Geometry in Algebra. Eversion: An Ontological Framework for Quantum Mechanics and Special Relativity

We propose an ontological framework for the formalism of quantum mechanics and special relativity, based on three principles: Conciliation (the projective work of bringing multiple perspectives into a single coherent state), Fluidity (the irreversible, anti-quantized continuity of process, identified with Time), and Eversion (an operator, denoted IW, which turns a structure inside out, generating a boundary between an inner and an outer domain).

The framework yields several formal correspondences. The successive application of the Eversion operator generates the standard hierarchy of normed division algebras: ℝ → ℂ ≅ Mat(2 × 2, ℝ) → ℍ ≅ Mat(2 × 2, ℂ) (along the XY axis) and ℝ → ℂ → 𝕆 ≅ Mat(2 × 2 × 2, ℝ) (along the Z axis). The first branch is identified with the gauge groups U(1) and SU(2) of the electromagnetic and weak interactions; the second branch with SU(3) of the strong interaction, in which the multiplication law of the Fano plane appears naturally as a consequence of the rank-3 tensor structure (and explains the loss of associativity for octonions). On this basis SU(3) is more accurately represented as Mat(2 × 2 × 2, ℝ) than as Mat(8 × 8).

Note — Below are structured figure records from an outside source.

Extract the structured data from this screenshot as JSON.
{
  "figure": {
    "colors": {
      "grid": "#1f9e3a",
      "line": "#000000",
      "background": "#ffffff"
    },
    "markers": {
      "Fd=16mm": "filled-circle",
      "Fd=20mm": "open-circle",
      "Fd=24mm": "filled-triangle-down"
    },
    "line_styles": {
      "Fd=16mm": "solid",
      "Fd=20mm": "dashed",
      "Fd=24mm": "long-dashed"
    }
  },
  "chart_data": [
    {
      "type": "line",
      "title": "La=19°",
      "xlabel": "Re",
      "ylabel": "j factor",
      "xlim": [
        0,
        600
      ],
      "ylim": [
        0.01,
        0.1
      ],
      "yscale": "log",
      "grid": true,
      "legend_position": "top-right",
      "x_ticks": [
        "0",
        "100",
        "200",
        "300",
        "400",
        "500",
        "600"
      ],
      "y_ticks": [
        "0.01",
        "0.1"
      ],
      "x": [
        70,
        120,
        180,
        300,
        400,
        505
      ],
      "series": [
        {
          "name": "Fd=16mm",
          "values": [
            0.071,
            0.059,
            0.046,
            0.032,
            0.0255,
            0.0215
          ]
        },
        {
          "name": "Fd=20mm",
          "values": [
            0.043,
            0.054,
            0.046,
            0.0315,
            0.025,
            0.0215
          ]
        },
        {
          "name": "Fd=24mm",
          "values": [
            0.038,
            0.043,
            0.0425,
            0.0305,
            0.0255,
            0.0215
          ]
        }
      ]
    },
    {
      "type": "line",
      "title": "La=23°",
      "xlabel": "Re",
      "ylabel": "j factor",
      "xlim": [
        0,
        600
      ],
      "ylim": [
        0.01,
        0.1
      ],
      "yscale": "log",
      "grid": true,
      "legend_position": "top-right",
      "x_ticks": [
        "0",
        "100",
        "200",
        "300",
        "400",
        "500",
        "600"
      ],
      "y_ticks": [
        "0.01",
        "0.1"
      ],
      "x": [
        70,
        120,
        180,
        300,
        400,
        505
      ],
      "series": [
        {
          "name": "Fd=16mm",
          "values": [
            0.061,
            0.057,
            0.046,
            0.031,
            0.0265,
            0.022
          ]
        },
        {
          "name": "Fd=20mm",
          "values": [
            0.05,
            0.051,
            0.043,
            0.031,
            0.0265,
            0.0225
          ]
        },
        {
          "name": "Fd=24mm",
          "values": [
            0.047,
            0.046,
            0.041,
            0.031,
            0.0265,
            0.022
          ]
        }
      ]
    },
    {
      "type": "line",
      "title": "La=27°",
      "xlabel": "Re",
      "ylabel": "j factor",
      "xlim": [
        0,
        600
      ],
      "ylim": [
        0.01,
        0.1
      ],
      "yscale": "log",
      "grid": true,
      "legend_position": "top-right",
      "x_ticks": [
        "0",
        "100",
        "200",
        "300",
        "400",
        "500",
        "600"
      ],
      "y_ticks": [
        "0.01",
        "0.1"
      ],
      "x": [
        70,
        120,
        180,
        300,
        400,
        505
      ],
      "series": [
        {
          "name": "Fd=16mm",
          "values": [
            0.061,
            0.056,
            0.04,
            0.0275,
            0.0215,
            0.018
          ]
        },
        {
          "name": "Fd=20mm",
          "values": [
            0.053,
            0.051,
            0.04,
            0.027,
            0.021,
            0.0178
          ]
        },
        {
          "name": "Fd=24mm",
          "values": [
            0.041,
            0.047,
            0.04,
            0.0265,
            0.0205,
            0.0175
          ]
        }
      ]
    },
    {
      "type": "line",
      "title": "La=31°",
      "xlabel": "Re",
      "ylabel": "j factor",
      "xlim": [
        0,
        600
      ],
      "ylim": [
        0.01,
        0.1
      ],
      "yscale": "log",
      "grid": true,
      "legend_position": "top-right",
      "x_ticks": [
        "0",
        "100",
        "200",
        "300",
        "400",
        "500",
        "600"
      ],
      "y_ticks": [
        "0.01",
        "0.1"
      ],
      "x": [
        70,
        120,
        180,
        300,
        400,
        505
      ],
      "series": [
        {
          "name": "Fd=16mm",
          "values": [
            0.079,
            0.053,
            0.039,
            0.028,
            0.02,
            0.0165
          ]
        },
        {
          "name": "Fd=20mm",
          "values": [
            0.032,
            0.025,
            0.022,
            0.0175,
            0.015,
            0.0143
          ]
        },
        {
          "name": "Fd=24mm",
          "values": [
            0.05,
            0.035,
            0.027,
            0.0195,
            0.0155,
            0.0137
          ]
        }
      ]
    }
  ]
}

In the macroscopic limit the framework reproduces the Minkowski metric and the Lorentz transformations through quaternionic representation of spacetime, with the coefficient c interpreted as the rate of curvature of the Eversion of Time into Space. Mass acquires the form m² = T² − X². Dark matter and dark energy are interpreted as artifacts of incomplete Eversion of Matter and Space respectively. Spin ½, quantum entanglement, and the spherical wavefront of a photon receive natural geometric descriptions as projections of inner Eversion structures into observable space.

The framework is offered as a working ontology — a language in which the existing formalism of quantum mechanics becomes meaningful, and in which it extends naturally to a broader class of phenomena involving Conciliation between multiple perspectives.